Forces in between

Scientists have for the first time measured the force that attracts two closely-held plates

 
Published: Monday 31 March 1997

A WEAK force comes into play when two parallel plates are placed a fraction of a millimetre apart in a vacuum, pulling the plates together. But numerous attempts to measure this effect, predicted by the Dutch scientist Hendrik Casimir in 1948, have failed.

Now Steven Lamoreaux at the Los Alamos National Laboratory in New Mexico has used a torsion pendulum connected to two surfaces to measure the force and has come up with a value which matches Casimir's prediction to within five per cent.

According to quantum theory, empty space is not truly empty but contains virtual photons and other virtual particles which pop into and out of existence.

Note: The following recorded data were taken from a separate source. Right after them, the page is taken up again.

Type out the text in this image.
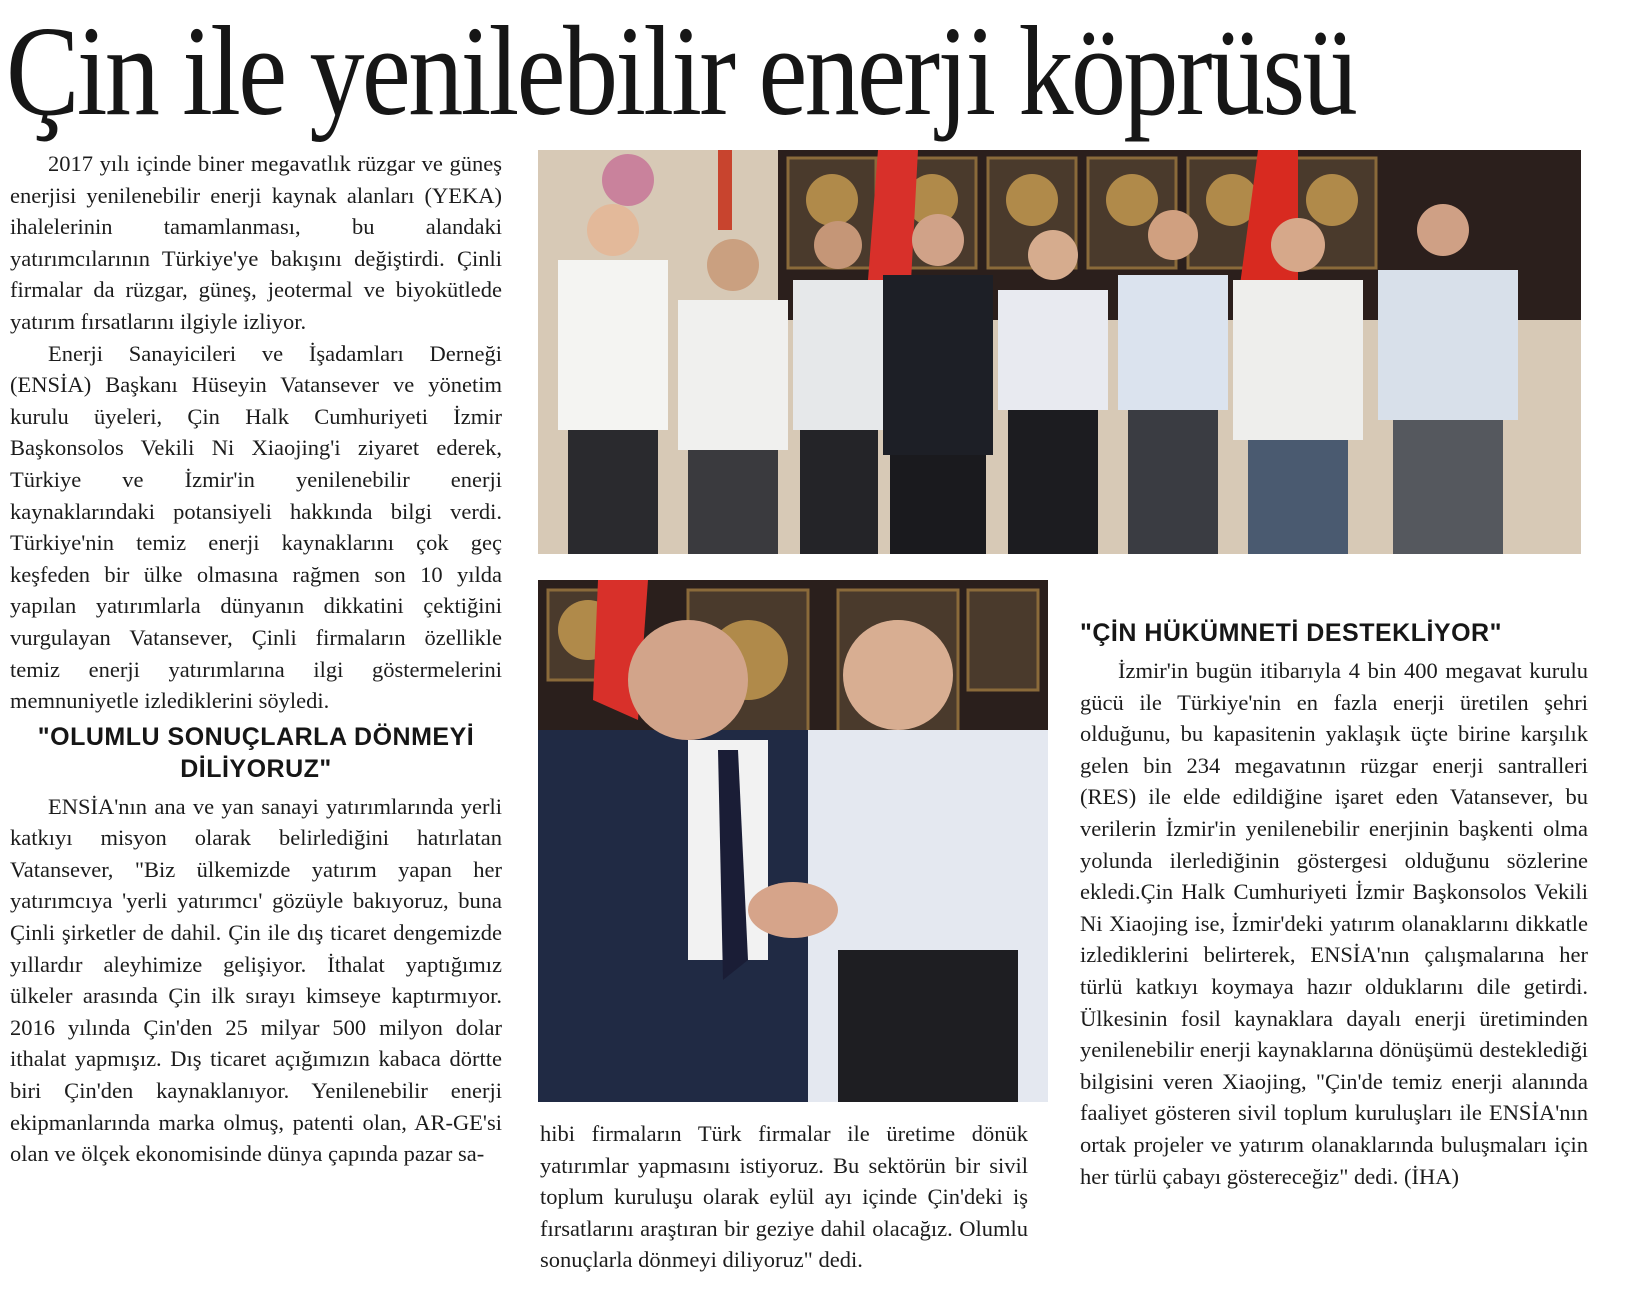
Çin ile yenilebilir enerji köprüsü

2017 yılı içinde biner megavatlık rüzgar ve güneş enerjisi yenilenebilir enerji kaynak alanları (YEKA) ihalelerinin tamamlanması, bu alandaki yatırımcılarının Türkiye'ye bakışını değiştirdi. Çinli firmalar da rüzgar, güneş, jeotermal ve biyokütlede yatırım fırsatlarını ilgiyle izliyor.

Enerji Sanayicileri ve İşadamları Derneği (ENSİA) Başkanı Hüseyin Vatansever ve yönetim kurulu üyeleri, Çin Halk Cumhuriyeti İzmir Başkonsolos Vekili Ni Xiaojing'i ziyaret ederek, Türkiye ve İzmir'in yenilenebilir enerji kaynaklarındaki potansiyeli hakkında bilgi verdi. Türkiye'nin temiz enerji kaynaklarını çok geç keşfeden bir ülke olmasına rağmen son 10 yılda yapılan yatırımlarla dünyanın dikkatini çektiğini vurgulayan Vatansever, Çinli firmaların özellikle temiz enerji yatırımlarına ilgi göstermelerini memnuniyetle izlediklerini söyledi.

"OLUMLU SONUÇLARLA DÖNMEYİ DİLİYORUZ"

ENSİA'nın ana ve yan sanayi yatırımlarında yerli katkıyı misyon olarak belirlediğini hatırlatan Vatansever, "Biz ülkemizde yatırım yapan her yatırımcıya 'yerli yatırımcı' gözüyle bakıyoruz, buna Çinli şirketler de dahil. Çin ile dış ticaret dengemizde yıllardır aleyhimize gelişiyor. İthalat yaptığımız ülkeler arasında Çin ilk sırayı kimseye kaptırmıyor. 2016 yılında Çin'den 25 milyar 500 milyon dolar ithalat yapmışız. Dış ticaret açığımızın kabaca dörtte biri Çin'den kaynaklanıyor. Yenilenebilir enerji ekipmanlarında marka olmuş, patenti olan, AR-GE'si olan ve ölçek ekonomisinde dünya çapında pazar sa-

hibi firmaların Türk firmalar ile üretime dönük yatırımlar yapmasını istiyoruz. Bu sektörün bir sivil toplum kuruluşu olarak eylül ayı içinde Çin'deki iş fırsatlarını araştıran bir geziye dahil olacağız. Olumlu sonuçlarla dönmeyi diliyoruz" dedi.

"ÇİN HÜKÜMNETİ DESTEKLİYOR"

İzmir'in bugün itibarıyla 4 bin 400 megavat kurulu gücü ile Türkiye'nin en fazla enerji üretilen şehri olduğunu, bu kapasitenin yaklaşık üçte birine karşılık gelen bin 234 megavatının rüzgar enerji santralleri (RES) ile elde edildiğine işaret eden Vatansever, bu verilerin İzmir'in yenilenebilir enerjinin başkenti olma yolunda ilerlediğinin göstergesi olduğunu sözlerine ekledi.Çin Halk Cumhuriyeti İzmir Başkonsolos Vekili Ni Xiaojing ise, İzmir'deki yatırım olanaklarını dikkatle izlediklerini belirterek, ENSİA'nın çalışmalarına her türlü katkıyı koymaya hazır olduklarını dile getirdi. Ülkesinin fosil kaynaklara dayalı enerji üretiminden yenilenebilir enerji kaynaklarına dönüşümü desteklediği bilgisini veren Xiaojing, "Çin'de temiz enerji alanında faaliyet gösteren sivil toplum kuruluşları ile ENSİA'nın ortak projeler ve yatırım olanaklarında buluşmaları için her türlü çabayı göstereceğiz" dedi. (İHA)
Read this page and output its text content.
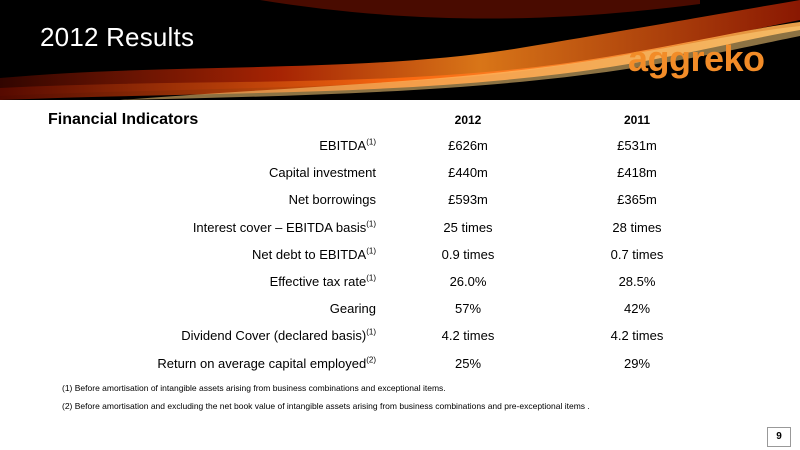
2012 Results
aggreko
Financial Indicators	2012	2011
EBITDA$^{(1)}$	£626m	£531m
Capital investment	£440m	£418m
Net borrowings	£593m	£365m
Interest cover – EBITDA basis$^{(1)}$	25 times	28 times
Net debt to EBITDA$^{(1)}$	0.9 times	0.7 times
Effective tax rate$^{(1)}$	26.0%	28.5%
Gearing	57%	42%
Dividend Cover (declared basis)$^{(1)}$	4.2 times	4.2 times
Return on average capital employed$^{(2)}$	25%	29%
(1) Before amortisation of intangible assets arising from business combinations and exceptional items.
(2) Before amortisation and excluding the net book value of intangible assets arising from business combinations and pre-exceptional items .
9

In the space between two plates erected close together in a vacuum, only those virtual photons whose wavelengths fit into the gap many times can exist. So there must be fewer virtual photons between the plates than outside them, and this imbalance produces a small force that pushes them together.

Lamoreaux found that the Casimir force varied with the separation between the two surfaces. When they were 0.75 micrometres apart, the force was around one billionth of a newton. Ed Hinds of the Sussex Centre for Optical and Atomic Physics at Sussex University is enthusiastic about this result: "The experiment is a beautiful demonstration of an effect we all believed in."